The text is deliberately short at just over one hundred pages. It is not in the form of a Socratic dialogue. It is organized into five chapters, looking at death from different angles or what the author calls the “faces” of death. We may not know in this life what is behind those faces but we have to start somewhere.
Each face is a clue to the next face, so the structure of the text is that of a journey, an exploration. The five chapters are:
1: Death as an Enemy
2: Death as a Stranger
3: Death as a Friend
4: Death as a Mother
5: Death as a Lover
Each chapter is broken down into short and easily digestable sub-sections. The sub-headings are included in the table of contents.
There is, of course, the Christian view but this is something this journey leads to at the end. Most of the arguments are based on common experience and observation. For example, in the first chapter, sub-sections include “Death Is Loss”, “Death Is Not Sleep” and “Death Is Inevitable”.
Although poetic views are considered, the author does not dismiss what death objectively is.
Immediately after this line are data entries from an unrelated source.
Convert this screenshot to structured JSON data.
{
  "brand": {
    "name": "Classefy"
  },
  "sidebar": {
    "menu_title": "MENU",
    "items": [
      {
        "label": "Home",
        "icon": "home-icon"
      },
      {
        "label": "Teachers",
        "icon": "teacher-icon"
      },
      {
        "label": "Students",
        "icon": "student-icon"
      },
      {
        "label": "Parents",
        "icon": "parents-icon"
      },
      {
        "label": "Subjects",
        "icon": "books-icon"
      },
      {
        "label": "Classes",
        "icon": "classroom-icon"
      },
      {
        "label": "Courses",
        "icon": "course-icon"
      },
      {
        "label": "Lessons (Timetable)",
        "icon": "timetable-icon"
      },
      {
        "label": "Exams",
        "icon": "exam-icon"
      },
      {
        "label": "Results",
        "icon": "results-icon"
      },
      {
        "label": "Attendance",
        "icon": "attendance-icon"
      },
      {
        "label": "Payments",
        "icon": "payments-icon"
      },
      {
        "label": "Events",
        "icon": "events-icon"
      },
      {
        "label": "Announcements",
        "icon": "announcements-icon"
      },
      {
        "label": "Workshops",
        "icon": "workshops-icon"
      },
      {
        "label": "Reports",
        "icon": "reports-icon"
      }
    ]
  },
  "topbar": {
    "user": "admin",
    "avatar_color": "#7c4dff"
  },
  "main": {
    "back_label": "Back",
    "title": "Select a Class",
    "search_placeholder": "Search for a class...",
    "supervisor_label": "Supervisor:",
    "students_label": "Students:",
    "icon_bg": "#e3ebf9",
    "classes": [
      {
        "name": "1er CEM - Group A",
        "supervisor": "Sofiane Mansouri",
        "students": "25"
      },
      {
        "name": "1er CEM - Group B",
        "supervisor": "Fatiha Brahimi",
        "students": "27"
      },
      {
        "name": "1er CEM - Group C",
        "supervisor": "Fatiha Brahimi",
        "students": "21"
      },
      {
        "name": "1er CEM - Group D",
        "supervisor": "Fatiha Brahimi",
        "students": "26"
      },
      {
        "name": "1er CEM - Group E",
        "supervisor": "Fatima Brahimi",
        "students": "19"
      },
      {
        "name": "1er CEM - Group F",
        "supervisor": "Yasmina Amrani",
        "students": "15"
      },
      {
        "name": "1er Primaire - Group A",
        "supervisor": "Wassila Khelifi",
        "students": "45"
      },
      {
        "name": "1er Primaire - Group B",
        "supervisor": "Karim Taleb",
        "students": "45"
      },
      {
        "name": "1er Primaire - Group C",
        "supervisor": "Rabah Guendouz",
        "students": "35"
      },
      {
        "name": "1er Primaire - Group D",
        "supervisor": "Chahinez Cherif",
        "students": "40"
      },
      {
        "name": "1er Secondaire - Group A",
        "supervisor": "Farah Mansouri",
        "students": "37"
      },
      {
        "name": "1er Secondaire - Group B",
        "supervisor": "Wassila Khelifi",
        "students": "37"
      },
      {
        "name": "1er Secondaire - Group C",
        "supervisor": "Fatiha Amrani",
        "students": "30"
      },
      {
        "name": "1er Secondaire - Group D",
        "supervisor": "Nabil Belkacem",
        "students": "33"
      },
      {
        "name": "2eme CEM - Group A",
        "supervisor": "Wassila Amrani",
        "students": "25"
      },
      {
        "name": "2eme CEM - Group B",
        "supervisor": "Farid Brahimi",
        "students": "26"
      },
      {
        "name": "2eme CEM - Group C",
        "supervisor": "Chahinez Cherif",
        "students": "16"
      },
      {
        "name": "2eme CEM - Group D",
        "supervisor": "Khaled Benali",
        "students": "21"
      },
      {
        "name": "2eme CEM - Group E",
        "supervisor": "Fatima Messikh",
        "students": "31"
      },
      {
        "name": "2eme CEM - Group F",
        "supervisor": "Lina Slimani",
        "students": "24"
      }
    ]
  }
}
It is not merely sleep and the discussion does not start with “Death as a Friend”. It can become a friend, which presupposes that it is an enemy in some respect. And even then, one still cannot entirely dismiss the “enemy” view either.
On balance, Kreeft writes with his usual succinctness. The text is easily accessible and it is a well-reasoned exploration of the subject which many are in denial about.